Hard Money Loans Up Despite Lawsuits

Even with a rise in fraud accusations, most notably among New York firms, the hard money lending business is flourishing nationwide and even breaking records in profit, according to an article by HousingPredictor.com.

Trials have recently started on a case against a number of New York hard money lenders, who are being accused of tricking their investors out of millions of dollars’ worth of cash and assets.
In Nevada, trials have also began on USA Capital, which went down with over 6,000 investors and assets amounting to $962 million at its peak. Many individual investors, who funded short-term loans, declared bankruptcy in the wake of the housing crash.

Nonetheless, hard money lenders elsewhere are riding the wave of demand brought by aspiring buyers looking to enter the real estate investing business and take advantage of the drop in property values.

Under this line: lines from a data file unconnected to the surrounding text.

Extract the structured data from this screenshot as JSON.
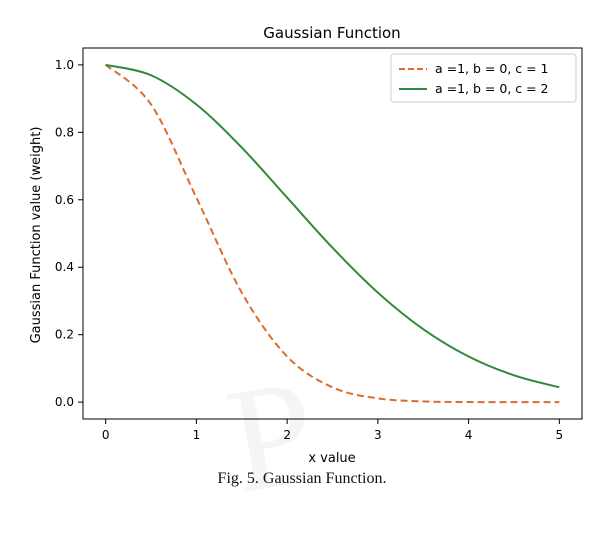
{
  "chart_data": {
    "type": "line",
    "title": "Gaussian Function",
    "xlabel": "x value",
    "ylabel": "Gaussian Function value (weight)",
    "xlim": [
      -0.25,
      5.25
    ],
    "ylim": [
      -0.05,
      1.05
    ],
    "xticks": [
      0,
      1,
      2,
      3,
      4,
      5
    ],
    "yticks": [
      0.0,
      0.2,
      0.4,
      0.6,
      0.8,
      1.0
    ],
    "xtick_labels": [
      "0",
      "1",
      "2",
      "3",
      "4",
      "5"
    ],
    "ytick_labels": [
      "0.0",
      "0.2",
      "0.4",
      "0.6",
      "0.8",
      "1.0"
    ],
    "legend_position": "top-right",
    "grid": false,
    "x": [
      0,
      0.5,
      1,
      1.5,
      2,
      2.5,
      3,
      3.5,
      4,
      4.5,
      5
    ],
    "series": [
      {
        "name": "a =1, b = 0, c = 1",
        "color": "#dd6b2e",
        "line_style": "dashed",
        "values": [
          1.0,
          0.8825,
          0.6065,
          0.3247,
          0.1353,
          0.0439,
          0.0111,
          0.0022,
          0.0003,
          0.0,
          0.0
        ]
      },
      {
        "name": "a =1, b = 0, c = 2",
        "color": "#2e8b3a",
        "line_style": "solid",
        "values": [
          1.0,
          0.9692,
          0.8825,
          0.7548,
          0.6065,
          0.4578,
          0.3247,
          0.2163,
          0.1353,
          0.0796,
          0.0439
        ]
      }
    ]
  },
  "caption": "Fig. 5.  Gaussian Function."
}
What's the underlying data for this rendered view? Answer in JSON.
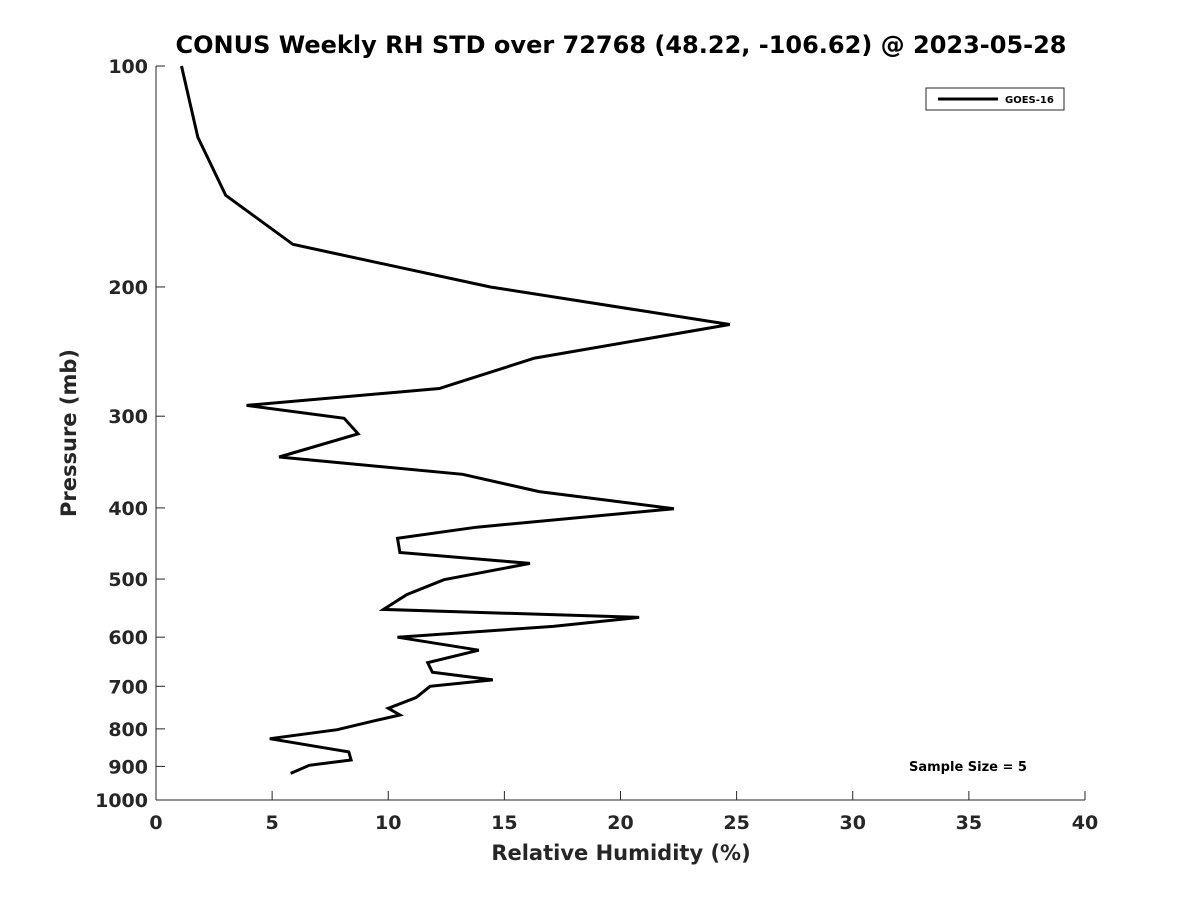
{
  "chart_data": {
    "type": "line",
    "title": "CONUS Weekly RH STD over 72768 (48.22, -106.62) @ 2023-05-28",
    "xlabel": "Relative Humidity (%)",
    "ylabel": "Pressure (mb)",
    "xlim": [
      0,
      40
    ],
    "ylim": [
      100,
      1000
    ],
    "y_scale": "log",
    "y_reversed": true,
    "xticks": [
      0,
      5,
      10,
      15,
      20,
      25,
      30,
      35,
      40
    ],
    "xtick_labels": [
      "0",
      "5",
      "10",
      "15",
      "20",
      "25",
      "30",
      "35",
      "40"
    ],
    "yticks": [
      100,
      200,
      300,
      400,
      500,
      600,
      700,
      800,
      900,
      1000
    ],
    "ytick_labels": [
      "100",
      "200",
      "300",
      "400",
      "500",
      "600",
      "700",
      "800",
      "900",
      "1000"
    ],
    "grid": false,
    "legend_position": "top-right",
    "series": [
      {
        "name": "GOES-16",
        "color": "#000000",
        "points": [
          {
            "x": 1.1,
            "y": 100
          },
          {
            "x": 1.8,
            "y": 125
          },
          {
            "x": 3.0,
            "y": 150
          },
          {
            "x": 5.9,
            "y": 175
          },
          {
            "x": 14.4,
            "y": 200
          },
          {
            "x": 24.7,
            "y": 225
          },
          {
            "x": 16.3,
            "y": 250
          },
          {
            "x": 12.2,
            "y": 275
          },
          {
            "x": 3.9,
            "y": 290
          },
          {
            "x": 8.1,
            "y": 302
          },
          {
            "x": 8.7,
            "y": 317
          },
          {
            "x": 5.3,
            "y": 341
          },
          {
            "x": 13.2,
            "y": 360
          },
          {
            "x": 16.5,
            "y": 380
          },
          {
            "x": 22.3,
            "y": 401
          },
          {
            "x": 13.8,
            "y": 425
          },
          {
            "x": 10.4,
            "y": 440
          },
          {
            "x": 10.5,
            "y": 460
          },
          {
            "x": 16.1,
            "y": 476
          },
          {
            "x": 12.4,
            "y": 501
          },
          {
            "x": 10.8,
            "y": 525
          },
          {
            "x": 9.8,
            "y": 550
          },
          {
            "x": 20.8,
            "y": 564
          },
          {
            "x": 17.1,
            "y": 580
          },
          {
            "x": 10.4,
            "y": 600
          },
          {
            "x": 13.9,
            "y": 625
          },
          {
            "x": 11.7,
            "y": 650
          },
          {
            "x": 11.9,
            "y": 670
          },
          {
            "x": 14.5,
            "y": 686
          },
          {
            "x": 11.8,
            "y": 700
          },
          {
            "x": 11.2,
            "y": 725
          },
          {
            "x": 10.0,
            "y": 750
          },
          {
            "x": 10.5,
            "y": 766
          },
          {
            "x": 9.4,
            "y": 780
          },
          {
            "x": 7.8,
            "y": 802
          },
          {
            "x": 4.9,
            "y": 825
          },
          {
            "x": 8.3,
            "y": 860
          },
          {
            "x": 8.4,
            "y": 882
          },
          {
            "x": 6.6,
            "y": 897
          },
          {
            "x": 5.8,
            "y": 920
          }
        ]
      }
    ],
    "annotation": "Sample Size = 5"
  }
}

For instance, California firm Source Capital Funding Inc. just announced that it had closed 42 hard money loans in October alone, and has so far lent over $9 million to real estate buyers and investors in 2010, tripling its profits over the year.

The company charges hefty interest rates like other hard money lenders. Their rates start at 9.99% and can go as high as 11.99% for desperate homeowners looking to bring their mortgage current and steer clear of foreclosure.

Officials say they only take on first trust deeds with low risk and the promise of steady returns, particularly in the Arizona, Los Angeles, and San Diego markets. Company partner Sacha Ferrandi says hard money loans will always be in demand, unlike conventional loans which are vulnerable to seasonal changes.